We all know what it’s like to make choices from a first-person perspective, but to recognize unconventional intelligences in unconventional embodiments, we need a third-person theory of choice. A third-person theory of choice is one we could apply even to systems that we find very challenging to understand what it might be like to see the world from their perspective.
In economics, a choice is a selection of an element from a set of alternatives. Rational choice refers to the ability to consistently rank the alternatives by preference and then select the most preferred alternative. The search for (rational) choice in unconventional intelligences is the search for this process.
Even humans are unconventional intelligences, so we should try to find this process in humans. Evidence that humans undergo this process is found by studying motor behavior. I previously described a hypothesis where rational choice as a selection of the best of several alternatives is achieved by constructing several alternatives and having them compete with each other until one wins out. In this model, a motor behavior such as an act of reaching is constructed by having several different possible ways of constructing that reach compete with each other internaly, with the winner propagating across the brain and body while the losers are inhibited.
But another possibility is that the winning choice isn’t selected for among the present alternatives but is instead constructed by them. In this model, the various alternatives are making a social choice about how to proceed as a group. They do this by constructing a governing “dictator” whose choices constitute the group choices. The result is not a simple aggregation of the present alternatives but a novel construction that they build together through their interactions with each other. This novel governing construction is what you experience as your choice.

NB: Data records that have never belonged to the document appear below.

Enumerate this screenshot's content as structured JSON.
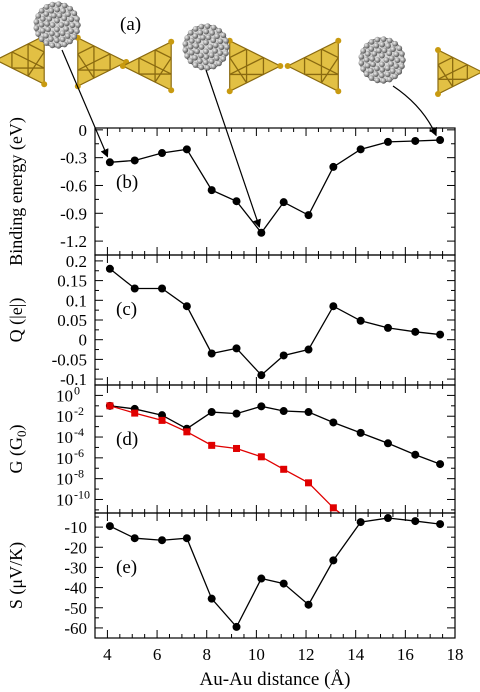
{
  "chart_data": [
    {
      "panel_label": "(b)",
      "type": "line",
      "ylabel": "Binding energy (eV)",
      "xlim": [
        3.5,
        18
      ],
      "ylim": [
        -1.35,
        0.02
      ],
      "yticks": [
        0,
        -0.3,
        -0.6,
        -0.9,
        -1.2
      ],
      "ytick_labels": [
        "0",
        "-0.3",
        "-0.6",
        "-0.9",
        "-1.2"
      ],
      "series": [
        {
          "color": "#000000",
          "marker": "circle",
          "x": [
            4.1,
            5.1,
            6.2,
            7.2,
            8.2,
            9.2,
            10.2,
            11.1,
            12.1,
            13.1,
            14.2,
            15.3,
            16.4,
            17.4
          ],
          "y": [
            -0.35,
            -0.33,
            -0.25,
            -0.21,
            -0.65,
            -0.77,
            -1.11,
            -0.78,
            -0.92,
            -0.4,
            -0.21,
            -0.13,
            -0.12,
            -0.11
          ]
        }
      ]
    },
    {
      "panel_label": "(c)",
      "type": "line",
      "ylabel": "Q (|e|)",
      "xlim": [
        3.5,
        18
      ],
      "ylim": [
        -0.115,
        0.215
      ],
      "yticks": [
        0.2,
        0.15,
        0.1,
        0.05,
        0,
        -0.05,
        -0.1
      ],
      "ytick_labels": [
        "0.2",
        "0.15",
        "0.1",
        "0.05",
        "0",
        "-0.05",
        "-0.1"
      ],
      "series": [
        {
          "color": "#000000",
          "marker": "circle",
          "x": [
            4.1,
            5.1,
            6.2,
            7.2,
            8.2,
            9.2,
            10.2,
            11.1,
            12.1,
            13.1,
            14.2,
            15.3,
            16.4,
            17.4
          ],
          "y": [
            0.18,
            0.13,
            0.13,
            0.085,
            -0.035,
            -0.022,
            -0.09,
            -0.04,
            -0.025,
            0.085,
            0.048,
            0.03,
            0.02,
            0.013
          ]
        }
      ]
    },
    {
      "panel_label": "(d)",
      "type": "line",
      "ylabel": "G (G0)",
      "yscale": "log",
      "xlim": [
        3.5,
        18
      ],
      "ylim_log10": [
        -11.3,
        1
      ],
      "yticks_log10": [
        0,
        -2,
        -4,
        -6,
        -8,
        -10
      ],
      "ytick_mantissa": "10",
      "ytick_exponents": [
        "0",
        "-2",
        "-4",
        "-6",
        "-8",
        "-10"
      ],
      "series": [
        {
          "color": "#000000",
          "marker": "circle",
          "x": [
            4.1,
            5.1,
            6.2,
            7.2,
            8.2,
            9.2,
            10.2,
            11.1,
            12.1,
            13.1,
            14.2,
            15.3,
            16.4,
            17.4
          ],
          "log10_y": [
            -1.0,
            -1.3,
            -1.9,
            -3.2,
            -1.6,
            -1.75,
            -1.05,
            -1.5,
            -1.6,
            -2.6,
            -3.6,
            -4.6,
            -5.7,
            -6.6
          ]
        },
        {
          "color": "#e00000",
          "marker": "square",
          "x": [
            4.1,
            5.1,
            6.2,
            7.2,
            8.2,
            9.2,
            10.2,
            11.1,
            12.1,
            13.1,
            14.0
          ],
          "log10_y": [
            -1.0,
            -1.7,
            -2.4,
            -3.5,
            -4.8,
            -5.1,
            -5.9,
            -7.1,
            -8.4,
            -10.8,
            -12.5
          ]
        }
      ]
    },
    {
      "panel_label": "(e)",
      "type": "line",
      "ylabel": "S (μV/K)",
      "xlabel": "Au-Au distance (Å)",
      "xlim": [
        3.5,
        18
      ],
      "ylim": [
        -65,
        -3
      ],
      "yticks": [
        -10,
        -20,
        -30,
        -40,
        -50,
        -60
      ],
      "ytick_labels": [
        "-10",
        "-20",
        "-30",
        "-40",
        "-50",
        "-60"
      ],
      "xticks": [
        4,
        6,
        8,
        10,
        12,
        14,
        16,
        18
      ],
      "xtick_labels": [
        "4",
        "6",
        "8",
        "10",
        "12",
        "14",
        "16",
        "18"
      ],
      "series": [
        {
          "color": "#000000",
          "marker": "circle",
          "x": [
            4.1,
            5.1,
            6.2,
            7.2,
            8.2,
            9.2,
            10.2,
            11.1,
            12.1,
            13.1,
            14.2,
            15.3,
            16.4,
            17.4
          ],
          "y": [
            -9.5,
            -15.5,
            -16.5,
            -15.5,
            -45.5,
            -59.5,
            -35.5,
            -38.0,
            -48.5,
            -26.5,
            -7.5,
            -5.5,
            -7.0,
            -8.5
          ]
        }
      ]
    }
  ],
  "illustration": {
    "label": "(a)",
    "molecule_icon": "c60-fullerene-icon",
    "electrode_icon": "gold-cluster-icon",
    "arrow_targets_x": [
      4.1,
      10.2,
      17.4
    ]
  }
}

Just like thoughts are thinkers, this model suggests that choices are themselves choosers. The neural signals and so on that seem to constitute our choices are agents that are trying to optimize for their own self-interest, and the plans of the other signals are both obstacles and affordances. Conflict is very costly, so the choices try to work together to achieve a group decision, and that group decision, if it is to be rational, requires constructing a greater regulating entity whose decisions are shapings of the energy landscapes that allow the member choices to pursue their own goals without coming into conflict with the goals of other choices, and indeed to be able to exploit each other’s activities so as to scale up goals and competencies. Perhaps this scaling up is necessary to explain how simple neural signals become complex, context-sensitive, dynamic motor behaviors that change intelligently over time to achieve existing goals and adapt to new ones on the fly.
Which if either of these models is true I do not know. Possibly each happens some of the time. It will be interesting to find out.
What do you think of the preference reversal phenomenon in economics? I take it that you don’t see it as accurate to think of us as having static, predefined preferences that we simply draw upon when making a decision. But then, what’s the alternative? I’m still trying to grasp what you mean here.
Is the basic idea from embodied cognition that we come to know what we want based on our interactions with the environment? That is, we only form a "preference" as we move to complete a goal and, in the process, discover what our preference is? So, instead of having a stored, static preference, our preferences emerge dynamically as we engage with a particular context or task?